The Plan of Labour had two aims, firstly it sought to end economic stagnation and secondly, it sought to fundamentally change the economic system. To achieve the first, Vos and Tinbergen argued for the investment of 200 million guilders in public works, which would employ nearly 200,000 workers, thereby, relying on Keynesian economic idea of a multiplier, to increase working-class purchasing power and reinvigorate the Dutch economy.[5] To achieve the second, the Plan of Labour envisaged a General Economic Council in which businesses, workers and the government could coordinate the economy through rationalization, industrialization and investment.[1] Thus the Plan of Labour was the rejection of Marxist orthodoxy of passive opposition during the end crisis of capitalism, providing a template for the SDAP to seek government responsibility.[6]

Aftermath

At the 1937 General Election, in which the SDAP campaigned with the slogan "Het moet, het kan! Op voor het Plan!" (Dutch: It's necessary, it's possible! For the Plan!), the SDAP and its progressive-Protestant ally the CDU won two seats from the extreme-left, reversing the defeat of 1933. However, with only 25 out of 100 seats, the centre-left did not enter government to implement the plan.
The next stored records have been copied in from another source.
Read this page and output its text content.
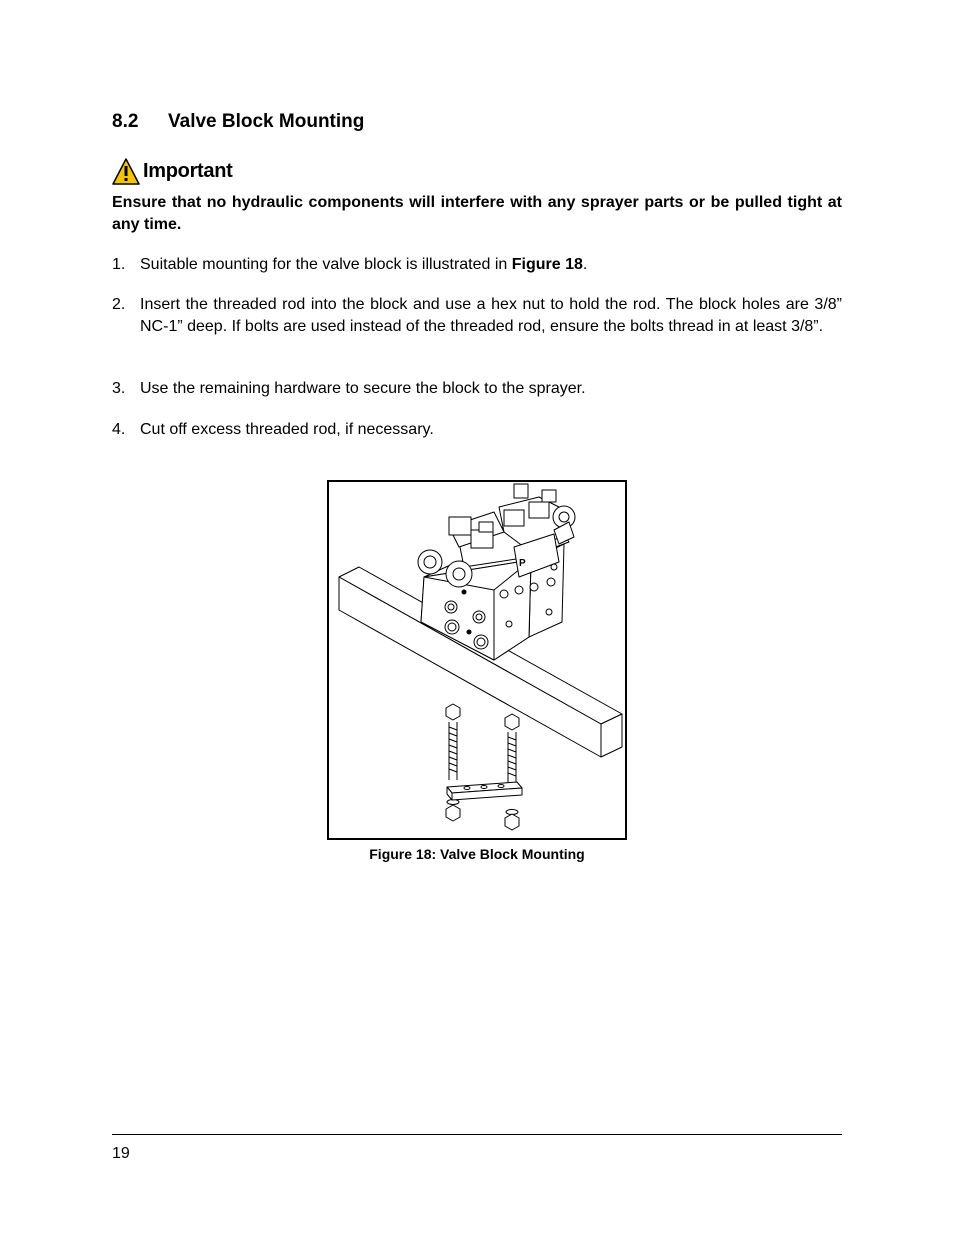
8.2 Valve Block Mounting
Important

Ensure that no hydraulic components will interfere with any sprayer parts or be pulled tight at any time.

1. Suitable mounting for the valve block is illustrated in Figure 18.
2. Insert the threaded rod into the block and use a hex nut to hold the rod. The block holes are 3/8” NC-1” deep. If bolts are used instead of the threaded rod, ensure the bolts thread in at least 3/8”.
3. Use the remaining hardware to secure the block to the sprayer.
4. Cut off excess threaded rod, if necessary.
P
Figure 18: Valve Block Mounting
19
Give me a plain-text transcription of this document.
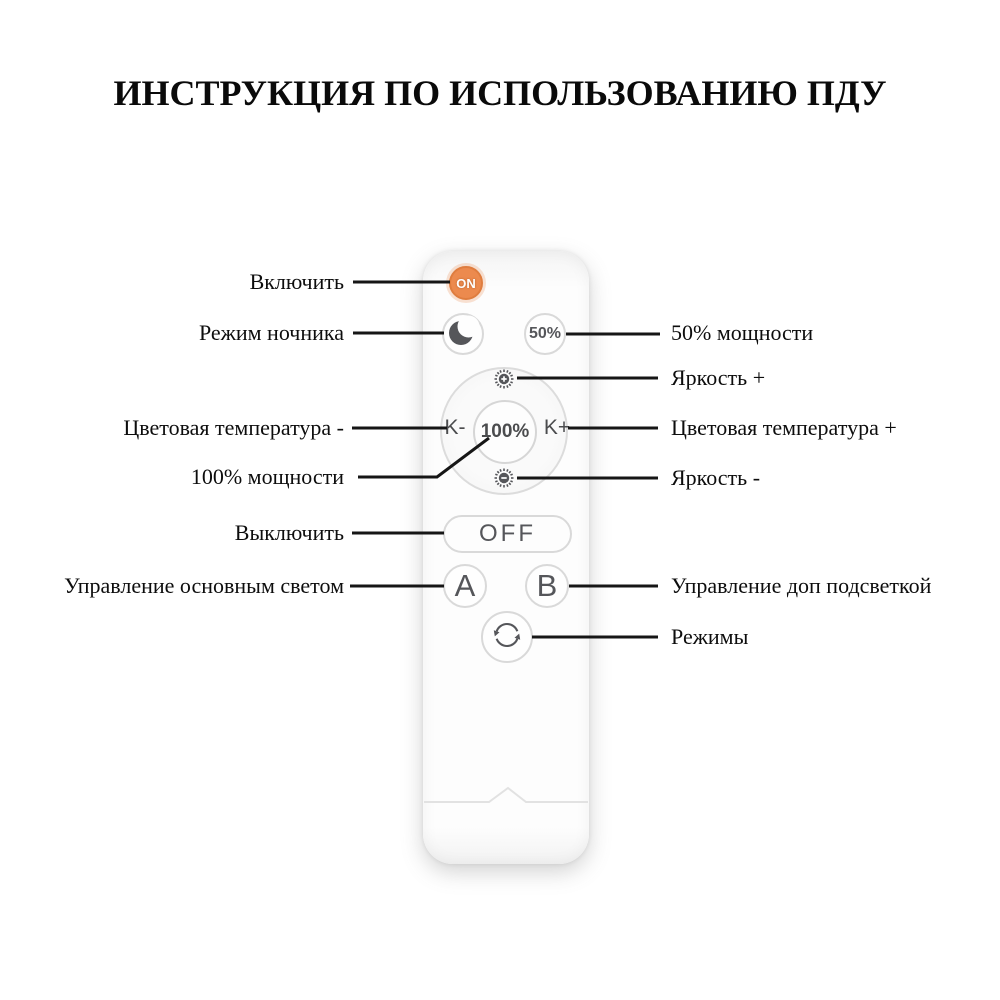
ИНСТРУКЦИЯ ПО ИСПОЛЬЗОВАНИЮ ПДУ
ON
50%
K-	K+
100%
OFF
A B
Включить
Режим ночника
Цветовая температура -
100% мощности
Выключить
Управление основным светом
50% мощности
Яркость +
Цветовая температура +
Яркость -
Управление доп подсветкой
Режимы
Nevertheless, following the Second World War, the Labour Party (PvdA), the catch-all-successor of the SDAP and CDU, implemented large parts of the plan, most notably in the fields of agriculture and economic coordination, the latter with the establishment of the Social-Economic Council (SER), which was based on the aforementioned General Economic Council.[7]

References

  1. 1 2 Abma 1977.
  2. Abma 1977, pp. 37–43.
  3. Abma 1977, pp. 40–43.
  4. Abma 1977, pp. 43, 53.
  5. Abma 1977, pp. 55–60.
  6. Abma 1977, pp. 61–65.
  7. Abma 1977, pp. 58–60.

Sources

  • Abma, R. (1977-01-01). "Het Plan van de arbeid en de SDAP". BMGN: Low Countries Historical Review. 92 (1): 37. doi:10.18352/bmgn-lchr.1968. ISSN 2211-2898.